In 2016 I spun yarn to make a pair of socks. I used Louet Northern Lights Roving, which is a neither soft nor scratchy 100% wool, to spin a sock yarn with an opposing 3-ply construction. The one ply that is spun in the same direction as the plying twist is thought to add elasticity and durability because of the extra twist. I wanted to test this idea for myself. Would an opposing 3-ply be more durable than the traditional construction? I knit the yarn into a pair of socks for The Bearded One and they’ve become one of his favorites. They have seen constant wear during the chillier months for the past 2.5 years.
So how are these two and a half year old socks holding up? Really well. There are no holes or thin spots threatening to become holes. The bind off at the cuff shows no sign of fraying or extra wear and tear. The soles may be more felted in spots, but overall the stitches are still distinct and can be stretched apart.
The only real difference that I can see is how much the yarn has pilled on the inside. So far, this pilling doesn’t seem to affected the sole’s durability. If anything, the “loose” wool is making the socks more cushioned and insulating. The only other sign of wear is that the surface of the socks that rubs against pants and slippers aren’t as smooth as they used to be.
As for how the socks are washed, I treat them no differently than any of my other handknit socks. They get a 20+ minute soak in warm water with Eucalan. Then I roll them up in a towel and squish out the excess water before hanging them up to dry.
2 years ago I was curious if an opposing 3-ply sock yarn would be more durable than a traditional construction. I even shared an update showing how the socks were wearing after a few months. Comparing the then and now photos shows that the socks have held up wonderfully. I expect that it’ll be a few more years before I need to make any significant repairs. This is a major difference from thick house socks that I’ve knit from 100% wool commercial yarns. I’ve got a whole pile of them with holes in the toes, soles, and heels that I’ve been meaning to repair for years. It’s refreshing to see a pair of 100% wool socks that are still going strong after years of dedicated wear.

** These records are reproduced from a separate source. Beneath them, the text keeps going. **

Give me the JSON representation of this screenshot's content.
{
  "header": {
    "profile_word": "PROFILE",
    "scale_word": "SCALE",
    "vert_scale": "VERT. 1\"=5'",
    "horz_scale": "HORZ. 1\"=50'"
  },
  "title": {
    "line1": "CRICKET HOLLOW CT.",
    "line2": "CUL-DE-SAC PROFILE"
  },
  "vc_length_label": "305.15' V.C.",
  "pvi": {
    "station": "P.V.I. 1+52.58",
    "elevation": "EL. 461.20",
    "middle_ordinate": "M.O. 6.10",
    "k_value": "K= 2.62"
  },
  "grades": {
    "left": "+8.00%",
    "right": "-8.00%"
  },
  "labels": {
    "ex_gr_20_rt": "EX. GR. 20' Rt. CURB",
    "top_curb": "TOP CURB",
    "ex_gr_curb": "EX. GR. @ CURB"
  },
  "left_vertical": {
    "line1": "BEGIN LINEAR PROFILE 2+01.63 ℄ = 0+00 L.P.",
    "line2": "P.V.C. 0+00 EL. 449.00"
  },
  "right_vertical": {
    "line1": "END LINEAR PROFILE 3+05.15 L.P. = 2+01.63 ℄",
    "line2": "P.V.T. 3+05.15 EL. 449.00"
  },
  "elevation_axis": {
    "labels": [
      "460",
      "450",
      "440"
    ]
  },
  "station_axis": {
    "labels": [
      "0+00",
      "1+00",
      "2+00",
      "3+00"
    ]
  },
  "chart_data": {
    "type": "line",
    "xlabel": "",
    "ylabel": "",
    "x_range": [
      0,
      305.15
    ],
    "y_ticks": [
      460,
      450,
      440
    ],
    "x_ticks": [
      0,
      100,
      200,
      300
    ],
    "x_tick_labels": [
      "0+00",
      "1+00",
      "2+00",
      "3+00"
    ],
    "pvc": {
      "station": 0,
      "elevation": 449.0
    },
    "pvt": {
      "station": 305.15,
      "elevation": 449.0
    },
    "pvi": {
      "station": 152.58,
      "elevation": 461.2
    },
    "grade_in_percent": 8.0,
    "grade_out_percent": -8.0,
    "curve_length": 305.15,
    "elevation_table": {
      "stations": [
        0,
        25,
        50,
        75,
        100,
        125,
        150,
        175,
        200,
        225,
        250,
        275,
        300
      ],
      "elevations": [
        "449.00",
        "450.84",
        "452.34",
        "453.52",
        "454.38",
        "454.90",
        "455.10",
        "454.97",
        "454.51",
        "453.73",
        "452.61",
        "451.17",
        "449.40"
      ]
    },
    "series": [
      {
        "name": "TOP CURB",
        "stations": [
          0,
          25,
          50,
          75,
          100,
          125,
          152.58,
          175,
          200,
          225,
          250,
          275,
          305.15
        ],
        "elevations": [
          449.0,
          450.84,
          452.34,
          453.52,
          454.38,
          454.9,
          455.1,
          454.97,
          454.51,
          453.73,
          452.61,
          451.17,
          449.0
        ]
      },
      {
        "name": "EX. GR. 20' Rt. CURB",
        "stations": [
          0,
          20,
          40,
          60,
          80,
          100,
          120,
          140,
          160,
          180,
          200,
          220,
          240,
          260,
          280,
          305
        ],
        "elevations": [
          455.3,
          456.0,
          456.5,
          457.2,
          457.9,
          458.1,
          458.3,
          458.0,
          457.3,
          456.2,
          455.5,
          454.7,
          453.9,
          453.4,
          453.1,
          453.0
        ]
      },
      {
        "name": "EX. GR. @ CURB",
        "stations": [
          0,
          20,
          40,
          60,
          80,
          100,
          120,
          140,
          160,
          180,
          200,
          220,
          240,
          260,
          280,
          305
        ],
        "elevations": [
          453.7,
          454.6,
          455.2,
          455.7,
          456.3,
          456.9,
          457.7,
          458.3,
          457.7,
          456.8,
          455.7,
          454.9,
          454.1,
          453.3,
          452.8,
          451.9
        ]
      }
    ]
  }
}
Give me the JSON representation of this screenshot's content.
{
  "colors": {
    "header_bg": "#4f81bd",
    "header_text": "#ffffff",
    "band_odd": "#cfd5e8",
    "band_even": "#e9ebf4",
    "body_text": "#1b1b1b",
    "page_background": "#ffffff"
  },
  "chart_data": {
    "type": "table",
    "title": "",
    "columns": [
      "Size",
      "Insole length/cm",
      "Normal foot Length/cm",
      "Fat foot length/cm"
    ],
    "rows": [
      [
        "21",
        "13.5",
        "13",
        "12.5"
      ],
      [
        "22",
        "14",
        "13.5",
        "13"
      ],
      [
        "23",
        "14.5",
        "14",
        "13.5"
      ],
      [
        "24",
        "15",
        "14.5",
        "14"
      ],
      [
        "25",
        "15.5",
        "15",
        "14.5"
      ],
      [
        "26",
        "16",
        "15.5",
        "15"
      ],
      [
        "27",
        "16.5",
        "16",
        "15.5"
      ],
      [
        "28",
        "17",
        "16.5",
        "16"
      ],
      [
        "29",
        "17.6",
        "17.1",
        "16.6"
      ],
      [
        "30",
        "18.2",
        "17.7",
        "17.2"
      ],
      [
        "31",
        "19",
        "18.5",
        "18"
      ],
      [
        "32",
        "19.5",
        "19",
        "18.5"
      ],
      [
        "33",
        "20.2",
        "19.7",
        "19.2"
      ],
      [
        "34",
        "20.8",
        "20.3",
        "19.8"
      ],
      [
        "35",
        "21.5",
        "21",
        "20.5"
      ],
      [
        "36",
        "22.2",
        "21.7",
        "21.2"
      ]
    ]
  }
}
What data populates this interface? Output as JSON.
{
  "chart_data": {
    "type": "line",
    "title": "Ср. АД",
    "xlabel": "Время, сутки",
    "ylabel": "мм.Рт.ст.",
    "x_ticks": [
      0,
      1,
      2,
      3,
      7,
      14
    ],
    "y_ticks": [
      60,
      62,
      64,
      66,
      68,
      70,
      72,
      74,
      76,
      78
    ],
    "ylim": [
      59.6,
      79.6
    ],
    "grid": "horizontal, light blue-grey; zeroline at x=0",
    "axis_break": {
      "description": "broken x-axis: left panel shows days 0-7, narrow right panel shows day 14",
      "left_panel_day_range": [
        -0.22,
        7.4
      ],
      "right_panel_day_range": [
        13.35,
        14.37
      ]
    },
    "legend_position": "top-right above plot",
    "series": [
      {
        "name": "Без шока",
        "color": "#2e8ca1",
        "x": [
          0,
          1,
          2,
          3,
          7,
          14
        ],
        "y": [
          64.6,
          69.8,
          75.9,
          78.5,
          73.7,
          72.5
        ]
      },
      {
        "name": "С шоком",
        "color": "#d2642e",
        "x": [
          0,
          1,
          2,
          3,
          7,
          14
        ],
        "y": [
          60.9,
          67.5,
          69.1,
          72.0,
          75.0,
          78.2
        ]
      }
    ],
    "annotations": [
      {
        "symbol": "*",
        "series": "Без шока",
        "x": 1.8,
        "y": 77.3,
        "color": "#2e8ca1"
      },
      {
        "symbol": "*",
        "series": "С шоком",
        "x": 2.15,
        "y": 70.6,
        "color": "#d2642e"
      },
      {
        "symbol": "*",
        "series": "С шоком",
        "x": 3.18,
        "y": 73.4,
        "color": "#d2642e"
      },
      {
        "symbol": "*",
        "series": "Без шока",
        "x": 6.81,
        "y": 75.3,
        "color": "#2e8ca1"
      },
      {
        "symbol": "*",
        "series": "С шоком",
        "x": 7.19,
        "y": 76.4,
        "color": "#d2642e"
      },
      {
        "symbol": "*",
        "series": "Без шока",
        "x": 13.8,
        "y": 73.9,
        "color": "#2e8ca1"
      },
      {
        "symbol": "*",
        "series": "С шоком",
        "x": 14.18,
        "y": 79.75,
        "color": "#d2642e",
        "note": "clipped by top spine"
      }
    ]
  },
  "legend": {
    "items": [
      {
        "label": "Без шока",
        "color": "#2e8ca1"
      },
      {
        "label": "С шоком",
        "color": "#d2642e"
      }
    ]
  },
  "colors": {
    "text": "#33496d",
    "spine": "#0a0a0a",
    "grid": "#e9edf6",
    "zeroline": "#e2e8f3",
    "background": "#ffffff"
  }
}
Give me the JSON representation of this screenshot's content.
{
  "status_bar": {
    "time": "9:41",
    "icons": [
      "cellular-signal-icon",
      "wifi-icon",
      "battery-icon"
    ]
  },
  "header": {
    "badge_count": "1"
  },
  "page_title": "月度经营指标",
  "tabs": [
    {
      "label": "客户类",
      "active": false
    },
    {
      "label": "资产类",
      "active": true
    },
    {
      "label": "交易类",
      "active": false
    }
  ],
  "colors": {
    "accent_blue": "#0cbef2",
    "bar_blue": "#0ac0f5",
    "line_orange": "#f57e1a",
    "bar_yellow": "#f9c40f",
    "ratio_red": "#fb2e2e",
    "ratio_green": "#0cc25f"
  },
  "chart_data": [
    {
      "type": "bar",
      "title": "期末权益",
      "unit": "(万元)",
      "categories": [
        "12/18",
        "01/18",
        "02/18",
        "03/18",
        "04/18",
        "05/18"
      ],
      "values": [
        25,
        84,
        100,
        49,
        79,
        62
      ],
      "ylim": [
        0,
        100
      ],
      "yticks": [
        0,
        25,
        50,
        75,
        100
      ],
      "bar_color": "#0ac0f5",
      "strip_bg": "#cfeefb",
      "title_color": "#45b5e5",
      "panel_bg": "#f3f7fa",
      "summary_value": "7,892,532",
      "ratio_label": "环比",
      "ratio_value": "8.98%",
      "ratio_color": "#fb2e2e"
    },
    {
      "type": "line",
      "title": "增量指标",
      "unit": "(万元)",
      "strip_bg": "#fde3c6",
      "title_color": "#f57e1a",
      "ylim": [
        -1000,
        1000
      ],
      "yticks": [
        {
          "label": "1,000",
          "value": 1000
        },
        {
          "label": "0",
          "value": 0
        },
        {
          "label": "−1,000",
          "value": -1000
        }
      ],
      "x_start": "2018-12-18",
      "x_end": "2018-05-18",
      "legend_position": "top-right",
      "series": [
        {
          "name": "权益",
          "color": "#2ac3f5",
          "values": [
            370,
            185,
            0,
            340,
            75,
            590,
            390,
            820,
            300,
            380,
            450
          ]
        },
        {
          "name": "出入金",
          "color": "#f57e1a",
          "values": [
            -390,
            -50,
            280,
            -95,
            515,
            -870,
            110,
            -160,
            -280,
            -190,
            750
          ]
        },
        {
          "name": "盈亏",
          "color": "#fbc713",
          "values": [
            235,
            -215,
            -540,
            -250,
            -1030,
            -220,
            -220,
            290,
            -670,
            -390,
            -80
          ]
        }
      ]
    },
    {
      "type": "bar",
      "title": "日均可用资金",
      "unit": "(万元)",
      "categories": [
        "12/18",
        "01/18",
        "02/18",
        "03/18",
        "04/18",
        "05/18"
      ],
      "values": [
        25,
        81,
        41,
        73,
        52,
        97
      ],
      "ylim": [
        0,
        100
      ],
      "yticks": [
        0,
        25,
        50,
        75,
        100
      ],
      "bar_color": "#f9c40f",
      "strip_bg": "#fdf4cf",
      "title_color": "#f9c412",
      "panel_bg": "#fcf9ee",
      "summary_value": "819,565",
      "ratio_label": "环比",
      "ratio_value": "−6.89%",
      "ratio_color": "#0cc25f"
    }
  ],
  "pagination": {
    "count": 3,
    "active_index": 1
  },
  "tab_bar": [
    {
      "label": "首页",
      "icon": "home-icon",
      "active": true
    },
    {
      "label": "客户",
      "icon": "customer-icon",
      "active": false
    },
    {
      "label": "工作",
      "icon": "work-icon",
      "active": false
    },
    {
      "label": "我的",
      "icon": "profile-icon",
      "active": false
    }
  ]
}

If your interested in spinning your own wool sock yarn and ditching the nylon, check out the Tuff Socks Naturally project which aims to knit a sustainable sock without nylon or superwash wool. The #tuffsocksnaturally tag on Instagram has some beautiful and interesting examples.
I still can’t say if an opposing 3-ply yarn is more durable than a traditional 3-ply because I haven’t spun a traditional sock yarn yet. I’m definitely considering giving each construction a try so I can make a pair of handspun socks (or two) for myself.